Bristol Myers Squibb’s idiopathic pulmonary fibrosis therapy reduced the rate of lung function decline in a phase 2 study, providing the evidence needed to start thinking about a late-stage trial.
A 60-mg dose of BMS-986278 reduced the rate of decline 62% on a measure of percent predicted forced vital capacity, which assesses pulmonary function. The company found that the 30-mg dose was not effective on the same measure.
The BMS-986278 trial involved 278 patients over 26 weeks, plus an optional 26-week extension period and a four-week post-treatment follow up period. Patients were allowed to take background antifibrotic treatments. Another group of patients with progressive pulmonary fibrosis is still ongoing.
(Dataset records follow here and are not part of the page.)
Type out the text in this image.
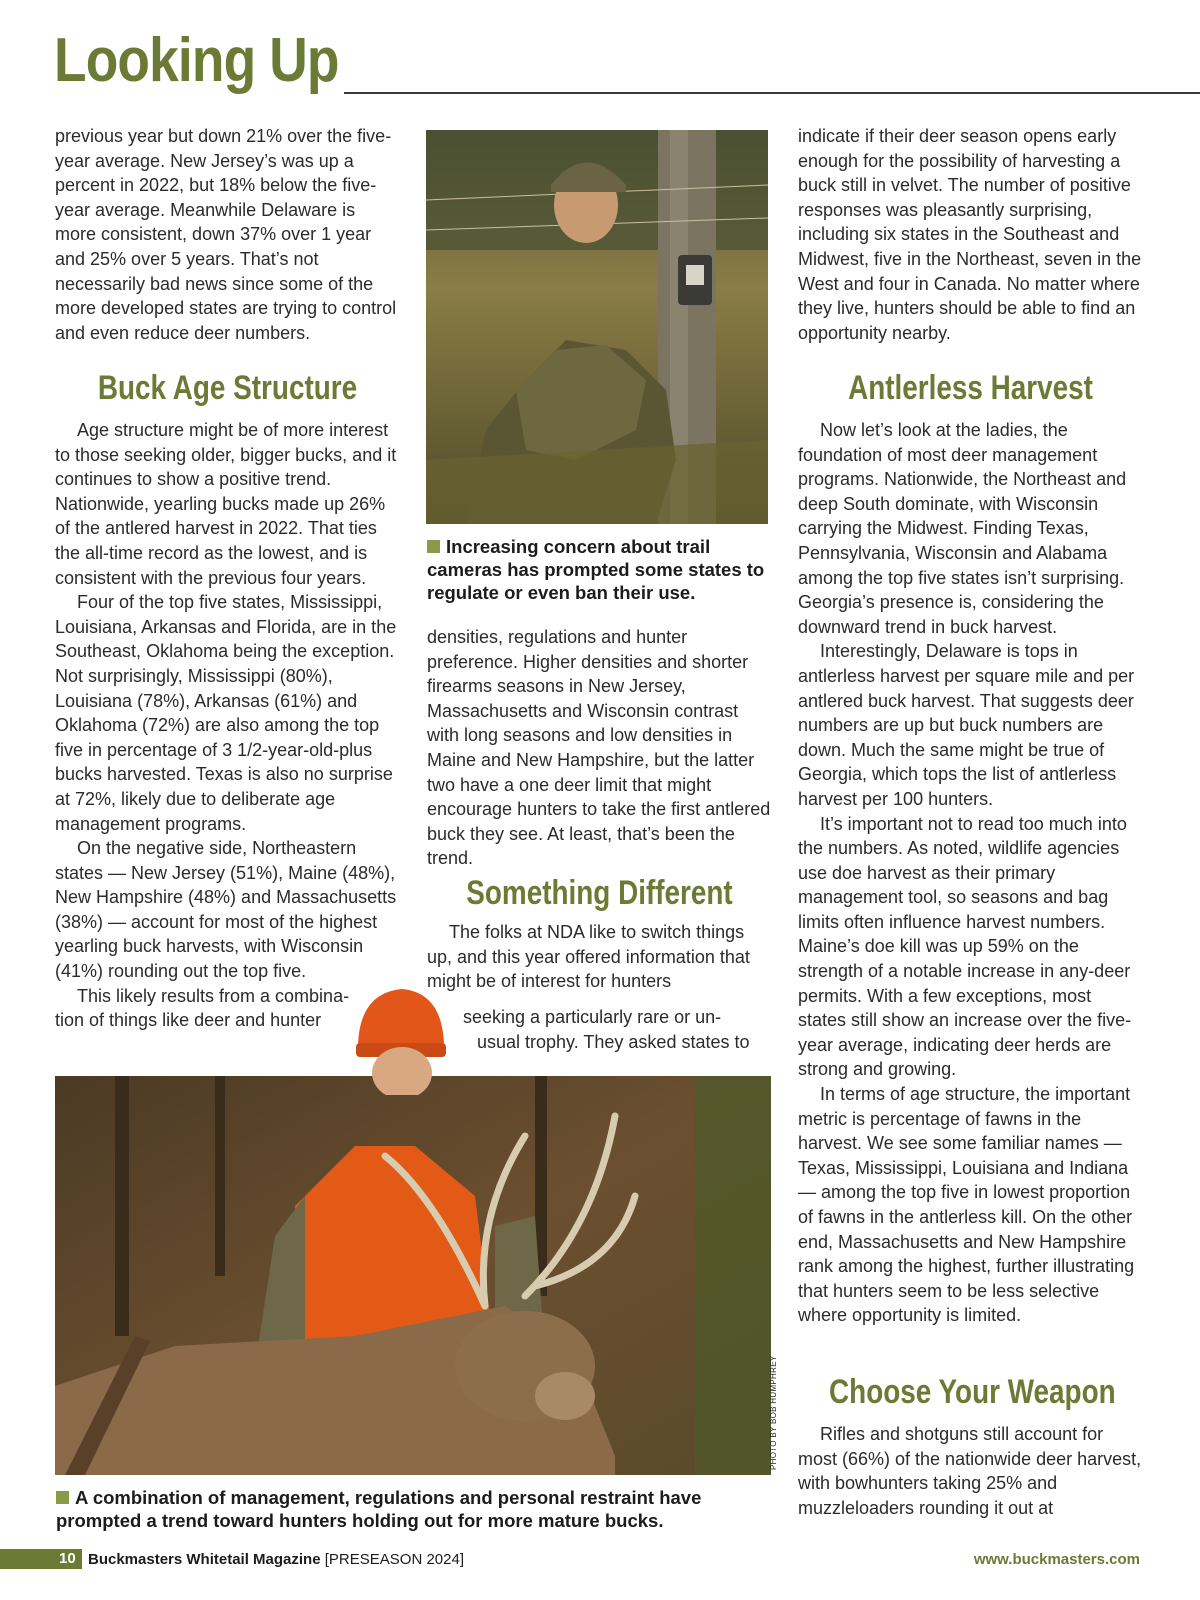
Looking Up

previous year but down 21% over the five-year average. New Jersey’s was up a percent in 2022, but 18% below the five-year average. Meanwhile Delaware is more consistent, down 37% over 1 year and 25% over 5 years. That’s not necessarily bad news since some of the more developed states are trying to control and even reduce deer numbers.

Buck Age Structure

Age structure might be of more interest to those seeking older, bigger bucks, and it continues to show a positive trend. Nationwide, yearling bucks made up 26% of the antlered harvest in 2022. That ties the all-time record as the lowest, and is consistent with the previous four years.

Four of the top five states, Mississippi, Louisiana, Arkansas and Florida, are in the Southeast, Oklahoma being the exception. Not surprisingly, Mississippi (80%), Louisiana (78%), Arkansas (61%) and Oklahoma (72%) are also among the top five in percentage of 3 1/2-year-old-plus bucks harvested. Texas is also no surprise at 72%, likely due to deliberate age management programs.

On the negative side, Northeastern states — New Jersey (51%), Maine (48%), New Hampshire (48%) and Massachusetts (38%) — account for most of the highest yearling buck harvests, with Wisconsin (41%) rounding out the top five.

This likely results from a combina-

tion of things like deer and hunter

Increasing concern about trail cameras has prompted some states to regulate or even ban their use.

densities, regulations and hunter preference. Higher densities and shorter firearms seasons in New Jersey, Massachusetts and Wisconsin contrast with long seasons and low densities in Maine and New Hampshire, but the latter two have a one deer limit that might encourage hunters to take the first antlered buck they see. At least, that’s been the trend.

Something Different

The folks at NDA like to switch things up, and this year offered information that might be of interest for hunters

seeking a particularly rare or un-

usual trophy. They asked states to

PHOTO BY BOB HUMPHREY
A combination of management, regulations and personal restraint have prompted a trend toward hunters holding out for more mature bucks.

indicate if their deer season opens early enough for the possibility of harvesting a buck still in velvet. The number of positive responses was pleasantly surprising, including six states in the Southeast and Midwest, five in the Northeast, seven in the West and four in Canada. No matter where they live, hunters should be able to find an opportunity nearby.

Antlerless Harvest

Now let’s look at the ladies, the foundation of most deer management programs. Nationwide, the Northeast and deep South dominate, with Wisconsin carrying the Midwest. Finding Texas, Pennsylvania, Wisconsin and Alabama among the top five states isn’t surprising. Georgia’s presence is, considering the downward trend in buck harvest.

Interestingly, Delaware is tops in antlerless harvest per square mile and per antlered buck harvest. That suggests deer numbers are up but buck numbers are down. Much the same might be true of Georgia, which tops the list of antlerless harvest per 100 hunters.

It’s important not to read too much into the numbers. As noted, wildlife agencies use doe harvest as their primary management tool, so seasons and bag limits often influence harvest numbers. Maine’s doe kill was up 59% on the strength of a notable increase in any-deer permits. With a few exceptions, most states still show an increase over the five-year average, indicating deer herds are strong and growing.

In terms of age structure, the important metric is percentage of fawns in the harvest. We see some familiar names — Texas, Mississippi, Louisiana and Indiana — among the top five in lowest proportion of fawns in the antlerless kill. On the other end, Massachusetts and New Hampshire rank among the highest, further illustrating that hunters seem to be less selective where opportunity is limited.

Choose Your Weapon

Rifles and shotguns still account for most (66%) of the nationwide deer harvest, with bowhunters taking 25% and muzzleloaders rounding it out at

10 Buckmasters Whitetail Magazine [PRESEASON 2024]	www.buckmasters.com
BMS presented the results at the American Thoracic Society 2023 International Conference in Washington, D.C., on Monday.
On safety, BMS-986278 was well tolerated in both treatment arms of the trial with rates of adverse events similar to placebo, according to BMS. Adverse events occurred in 80% of placebo patients, 76% of the 30-mg cohort and 74% of the 60-mg group. The most common events were diarrhea, cough and orthostatic hypotension, which is when your blood pressure suddenly drops upon standing.
Pulmonary fibrosis occurs when the lung tissue becomes damaged and scarred and is characterized by shortness of breath, coughing and fatigue. Cases that cannot be traced back to a cause are referred to as idiopathic pulmonary fibrosis. The damage that occurs with the condition cannot be reversed, and, so far, medications have been unable to halt the course of lung damage.
BMS-986278 is a small-molecule lysophosphatidic acid receptor 1, or LPA1 antagonist. Increased levels of LPA have been associated with pulmonary fibrosis, BMS said. The therapy was developed in-house at BMS.
With the phase 2 success, BMS plans to get working on a phase 3 program, according to Chief Medical Officer Samit Hirawat, M.D.